Dans quel cas est-il nécessaire de changer de régime matrimonial ?
     

"Notaires Val-de-Loire", janvier 2009

Dans quel cas est-il nécessaire de changer de régime matrimonial ?

Des préoccupations d’ordre fiscal (payement de droits de succession) pouvaient, par le passé, motiver le changement de régime matrimonial, mais la suppression des droits de succession entre conjoints a rendu cette précaution moins essentielle.

Actuellement il reste souhaitable de modifier votre régime dans tous les cas où il n’est plus adapté à vos objectifs.

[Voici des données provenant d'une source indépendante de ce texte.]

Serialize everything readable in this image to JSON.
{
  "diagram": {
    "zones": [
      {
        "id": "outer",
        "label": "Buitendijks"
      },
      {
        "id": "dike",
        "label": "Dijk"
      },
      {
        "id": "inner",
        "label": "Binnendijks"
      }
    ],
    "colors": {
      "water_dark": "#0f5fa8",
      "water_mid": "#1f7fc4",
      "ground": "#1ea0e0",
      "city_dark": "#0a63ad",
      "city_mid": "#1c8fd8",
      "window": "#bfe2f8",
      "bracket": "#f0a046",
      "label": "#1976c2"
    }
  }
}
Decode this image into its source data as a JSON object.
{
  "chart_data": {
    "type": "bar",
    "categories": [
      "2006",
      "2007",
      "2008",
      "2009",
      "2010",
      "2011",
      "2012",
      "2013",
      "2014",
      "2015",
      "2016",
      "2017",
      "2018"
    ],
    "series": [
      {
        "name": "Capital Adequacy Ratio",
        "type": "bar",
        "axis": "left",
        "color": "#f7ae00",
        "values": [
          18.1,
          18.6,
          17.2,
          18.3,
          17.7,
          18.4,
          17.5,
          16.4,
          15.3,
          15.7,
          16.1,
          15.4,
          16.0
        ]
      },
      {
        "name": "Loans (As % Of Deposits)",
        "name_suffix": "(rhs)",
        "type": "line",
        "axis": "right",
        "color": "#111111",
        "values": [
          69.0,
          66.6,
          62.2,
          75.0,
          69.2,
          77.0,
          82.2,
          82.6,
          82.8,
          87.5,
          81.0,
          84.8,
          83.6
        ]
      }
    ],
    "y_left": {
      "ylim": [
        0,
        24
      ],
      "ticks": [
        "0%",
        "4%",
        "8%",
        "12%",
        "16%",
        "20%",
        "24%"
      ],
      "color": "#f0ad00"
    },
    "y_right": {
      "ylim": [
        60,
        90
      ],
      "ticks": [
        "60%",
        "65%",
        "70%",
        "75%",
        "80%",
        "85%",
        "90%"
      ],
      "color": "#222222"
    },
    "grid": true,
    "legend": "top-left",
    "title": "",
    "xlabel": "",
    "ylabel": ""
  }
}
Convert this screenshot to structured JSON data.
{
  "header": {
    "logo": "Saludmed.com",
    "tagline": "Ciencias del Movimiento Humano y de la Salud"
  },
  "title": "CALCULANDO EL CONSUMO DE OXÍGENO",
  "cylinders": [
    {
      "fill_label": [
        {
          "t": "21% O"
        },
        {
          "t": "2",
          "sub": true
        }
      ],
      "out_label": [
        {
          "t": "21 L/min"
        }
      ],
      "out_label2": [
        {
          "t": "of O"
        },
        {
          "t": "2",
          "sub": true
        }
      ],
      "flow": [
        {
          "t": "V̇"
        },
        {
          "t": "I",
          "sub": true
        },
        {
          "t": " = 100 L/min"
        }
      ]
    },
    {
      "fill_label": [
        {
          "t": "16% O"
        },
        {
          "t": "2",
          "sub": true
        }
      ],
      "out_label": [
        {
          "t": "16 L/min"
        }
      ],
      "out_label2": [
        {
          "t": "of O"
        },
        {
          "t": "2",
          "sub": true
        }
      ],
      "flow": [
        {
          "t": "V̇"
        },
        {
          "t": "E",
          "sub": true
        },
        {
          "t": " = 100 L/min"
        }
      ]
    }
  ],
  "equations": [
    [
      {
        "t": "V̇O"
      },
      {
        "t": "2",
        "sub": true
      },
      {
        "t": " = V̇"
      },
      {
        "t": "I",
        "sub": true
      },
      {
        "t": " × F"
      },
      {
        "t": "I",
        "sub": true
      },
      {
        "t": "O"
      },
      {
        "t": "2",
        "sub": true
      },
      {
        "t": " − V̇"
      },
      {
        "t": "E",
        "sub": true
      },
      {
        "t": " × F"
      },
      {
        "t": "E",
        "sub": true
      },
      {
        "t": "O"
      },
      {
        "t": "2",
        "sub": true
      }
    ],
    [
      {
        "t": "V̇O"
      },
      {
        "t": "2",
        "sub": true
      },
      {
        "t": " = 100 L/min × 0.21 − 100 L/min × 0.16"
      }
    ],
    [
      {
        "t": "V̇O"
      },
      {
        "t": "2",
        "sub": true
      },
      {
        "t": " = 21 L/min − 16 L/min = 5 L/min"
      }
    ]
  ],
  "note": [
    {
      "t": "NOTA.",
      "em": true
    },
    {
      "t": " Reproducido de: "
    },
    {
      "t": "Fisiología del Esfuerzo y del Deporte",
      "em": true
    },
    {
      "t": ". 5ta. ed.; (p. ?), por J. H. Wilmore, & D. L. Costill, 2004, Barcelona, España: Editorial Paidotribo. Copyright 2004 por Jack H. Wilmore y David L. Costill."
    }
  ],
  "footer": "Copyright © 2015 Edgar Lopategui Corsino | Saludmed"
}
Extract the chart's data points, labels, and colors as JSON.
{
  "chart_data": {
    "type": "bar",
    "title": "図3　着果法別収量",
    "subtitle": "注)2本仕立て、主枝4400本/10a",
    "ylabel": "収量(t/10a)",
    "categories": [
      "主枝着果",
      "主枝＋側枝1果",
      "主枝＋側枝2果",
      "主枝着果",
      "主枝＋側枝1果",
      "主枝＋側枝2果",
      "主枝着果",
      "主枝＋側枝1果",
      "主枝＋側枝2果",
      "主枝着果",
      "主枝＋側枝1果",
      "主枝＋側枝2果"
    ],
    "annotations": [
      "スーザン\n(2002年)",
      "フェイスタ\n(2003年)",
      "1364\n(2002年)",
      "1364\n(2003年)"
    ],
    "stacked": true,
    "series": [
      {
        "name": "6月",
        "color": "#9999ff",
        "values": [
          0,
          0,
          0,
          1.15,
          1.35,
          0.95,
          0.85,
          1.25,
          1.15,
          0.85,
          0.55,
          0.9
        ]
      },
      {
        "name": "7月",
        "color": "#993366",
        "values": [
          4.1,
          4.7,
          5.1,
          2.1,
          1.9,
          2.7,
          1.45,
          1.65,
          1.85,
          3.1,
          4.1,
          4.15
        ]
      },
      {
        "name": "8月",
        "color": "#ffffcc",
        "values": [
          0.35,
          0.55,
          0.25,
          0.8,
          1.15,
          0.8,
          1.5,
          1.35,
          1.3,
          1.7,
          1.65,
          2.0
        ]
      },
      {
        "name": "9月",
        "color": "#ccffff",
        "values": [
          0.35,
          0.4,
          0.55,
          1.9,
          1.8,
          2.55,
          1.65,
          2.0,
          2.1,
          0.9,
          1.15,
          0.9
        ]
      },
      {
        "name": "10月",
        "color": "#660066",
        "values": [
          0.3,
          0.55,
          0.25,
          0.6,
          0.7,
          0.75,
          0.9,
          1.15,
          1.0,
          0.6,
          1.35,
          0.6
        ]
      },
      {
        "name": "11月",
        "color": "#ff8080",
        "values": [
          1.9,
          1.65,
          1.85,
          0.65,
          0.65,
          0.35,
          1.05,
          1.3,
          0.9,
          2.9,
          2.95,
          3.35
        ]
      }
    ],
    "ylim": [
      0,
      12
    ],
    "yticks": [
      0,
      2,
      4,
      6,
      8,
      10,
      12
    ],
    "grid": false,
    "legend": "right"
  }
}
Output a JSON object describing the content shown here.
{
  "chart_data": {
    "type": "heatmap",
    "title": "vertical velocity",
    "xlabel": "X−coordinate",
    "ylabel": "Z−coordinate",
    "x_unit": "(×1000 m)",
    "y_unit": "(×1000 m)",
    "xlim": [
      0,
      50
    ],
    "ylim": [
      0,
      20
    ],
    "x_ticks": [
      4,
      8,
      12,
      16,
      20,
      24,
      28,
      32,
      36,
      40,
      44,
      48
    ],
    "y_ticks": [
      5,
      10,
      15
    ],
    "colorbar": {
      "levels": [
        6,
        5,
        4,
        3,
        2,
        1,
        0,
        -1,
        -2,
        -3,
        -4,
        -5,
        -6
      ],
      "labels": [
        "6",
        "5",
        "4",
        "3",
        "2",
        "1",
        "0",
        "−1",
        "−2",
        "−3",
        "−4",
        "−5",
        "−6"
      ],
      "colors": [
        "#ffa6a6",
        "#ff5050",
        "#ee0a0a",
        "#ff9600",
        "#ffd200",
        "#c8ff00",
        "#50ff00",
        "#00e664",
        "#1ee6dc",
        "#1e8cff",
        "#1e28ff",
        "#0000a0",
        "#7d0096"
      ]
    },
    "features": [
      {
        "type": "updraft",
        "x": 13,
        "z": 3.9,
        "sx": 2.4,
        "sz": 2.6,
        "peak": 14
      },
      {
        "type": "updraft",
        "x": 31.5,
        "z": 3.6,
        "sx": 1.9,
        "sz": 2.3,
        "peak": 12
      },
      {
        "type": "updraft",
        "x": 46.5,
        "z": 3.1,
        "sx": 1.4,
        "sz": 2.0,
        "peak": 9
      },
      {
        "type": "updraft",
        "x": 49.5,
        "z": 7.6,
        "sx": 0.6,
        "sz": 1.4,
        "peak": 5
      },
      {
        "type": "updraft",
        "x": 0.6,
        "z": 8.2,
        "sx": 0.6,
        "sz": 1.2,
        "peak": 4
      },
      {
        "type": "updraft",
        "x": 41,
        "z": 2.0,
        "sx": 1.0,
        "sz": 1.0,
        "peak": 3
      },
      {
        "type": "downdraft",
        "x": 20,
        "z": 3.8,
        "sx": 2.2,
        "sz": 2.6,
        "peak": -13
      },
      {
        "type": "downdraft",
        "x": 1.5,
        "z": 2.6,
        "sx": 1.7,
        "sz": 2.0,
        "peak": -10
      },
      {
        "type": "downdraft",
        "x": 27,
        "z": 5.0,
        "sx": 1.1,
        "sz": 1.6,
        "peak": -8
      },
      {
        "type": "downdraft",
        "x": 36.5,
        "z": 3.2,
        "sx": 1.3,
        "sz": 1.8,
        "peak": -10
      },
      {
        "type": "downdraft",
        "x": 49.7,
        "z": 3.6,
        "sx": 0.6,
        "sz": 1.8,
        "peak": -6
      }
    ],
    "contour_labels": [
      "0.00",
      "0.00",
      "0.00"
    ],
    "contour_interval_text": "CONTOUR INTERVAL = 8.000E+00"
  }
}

Par exemple, prenons le cas d’un couple d’instituteurs qui se sont mariés sans faire précéder leur union d’un contrat de mariage. Ils sont donc soumis au régime légal de la communauté de biens réduite aux acquêts. L’un des deux époux souhaite changer d’activité professionnelle, se mettre à son compte en devenant dirigeant d’une entreprise de maçonnerie.
Pour se faire, il doit acquérir du matériel et notamment des véhicules. Le montant de l’investissement est relativement élevé et il ne veut pas faire courir de risque à sa famille en cas de faillite.

Bien entendu le régime légal qui régissait les relations patrimoniales de nos deux éoux était parfaitement adapté jusqu’alors. La modification de l’activité entraîne une juste recherche de protection vis à vis des créanciers.
Cette protection qui n’était pas suffisante, peut être obtenue en changeant le régime matrimonial et en adoptant, à titre préventif, le régime de la séparation des biens, dont l’un des atouts est la protection des époux contre les créanciers professionnels, ceux-ci ne pouvant avoir de recours que contre les biens dont est propriétaire l’époux débiteur et non contre les biens dont est propriétaire son conjoint.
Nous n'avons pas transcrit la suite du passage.